TBILISI, DFWatch–A Georgian man is in hospital in a serious condition after being beaten while in detention awaiting his extradition to his home country.
The man, Davit Chkhitunidze, was detained at Athens airport on August 14 as he was preparing to fly to Turkey, and according to his lawyer brutally attacked while in detention.
His lawyer, Dali Imnaishvili, told Interpressnews on Tuesday that her client has injuries to his head as a result of an attack in the extraditing detention facility. He was brought to the hospital in Athens and is still unconscious and in a serious condition.
Lawyers have not been allowed to visit him yet. They say don’t have information about who attacked him, but that there is reason to believe that it was one of the Georgian prisoners who was in detention along with him.
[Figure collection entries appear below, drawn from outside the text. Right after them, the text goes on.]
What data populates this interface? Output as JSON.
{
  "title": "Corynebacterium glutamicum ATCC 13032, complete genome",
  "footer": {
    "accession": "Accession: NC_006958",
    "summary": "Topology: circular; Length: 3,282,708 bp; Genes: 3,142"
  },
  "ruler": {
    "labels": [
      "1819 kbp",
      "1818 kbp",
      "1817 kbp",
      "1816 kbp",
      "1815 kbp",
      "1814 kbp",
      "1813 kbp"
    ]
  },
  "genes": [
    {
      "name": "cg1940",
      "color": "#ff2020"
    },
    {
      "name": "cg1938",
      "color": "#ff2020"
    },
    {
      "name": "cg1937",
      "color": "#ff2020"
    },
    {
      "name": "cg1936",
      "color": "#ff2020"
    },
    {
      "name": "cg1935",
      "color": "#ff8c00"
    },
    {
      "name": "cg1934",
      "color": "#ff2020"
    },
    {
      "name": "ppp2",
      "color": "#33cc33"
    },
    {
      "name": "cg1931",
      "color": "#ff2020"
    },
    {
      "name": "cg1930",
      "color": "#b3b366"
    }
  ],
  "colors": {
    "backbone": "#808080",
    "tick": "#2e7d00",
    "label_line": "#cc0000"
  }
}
Chkhitunidze is accused of having illegally eased conditions for four policemen who were jailed for the Sandro Girgvliani murder.
The things prosecutors in Georgia have charged him with took place when he was Deputy Chairman of the General Inspection at the Ministry of Justice about five years ago.
The formal charge is having exceeded official powers. According to the investigation, he is suspected of having made fraudulent documents, and on August 11, 2008, having given a verbal order that the four convicted of murdering Girgvliani be taken out of prison for a fourteen day leave.
Interpol declared him wanted August 9 and issued a red notice.
Another lawyer representing Chkhitunidze, Vakhtang Talakvadze, told journalists that his client wasn’t detained because of the Interpol search but due to an expired passport. He also said that his client was planning to return to Georgia and give testimony to law enforcers, but was detained at the airport.
The lawyers demand his immediate extradition to Georgia.
Sandro Girgvliani, a former bank employee, was killed in 2006 after a scuffle at a cafe in Tbilisi where an Interior Ministry official was holding a party. A quarrel developed, and later four Interior Ministry employees murdered Girgvliani. After their conviction, the four first had their sentences reduced to half and were later pardoned by the president.
After there was a change of government in October 2012, law enforcers reopened the case and found that the four were serving time in prison under advantageous conditions.
According to one witness, they were given leave to go home or to work. When they were in their cells, they could hold parties, drink alcohol and receive sexual services.
The witness later said in a video appeal that prosecutors had pressured him in order to build a case against former government minister Bacho Akhalaia. Prosecutors said other witnesses confirm that the four had privileges.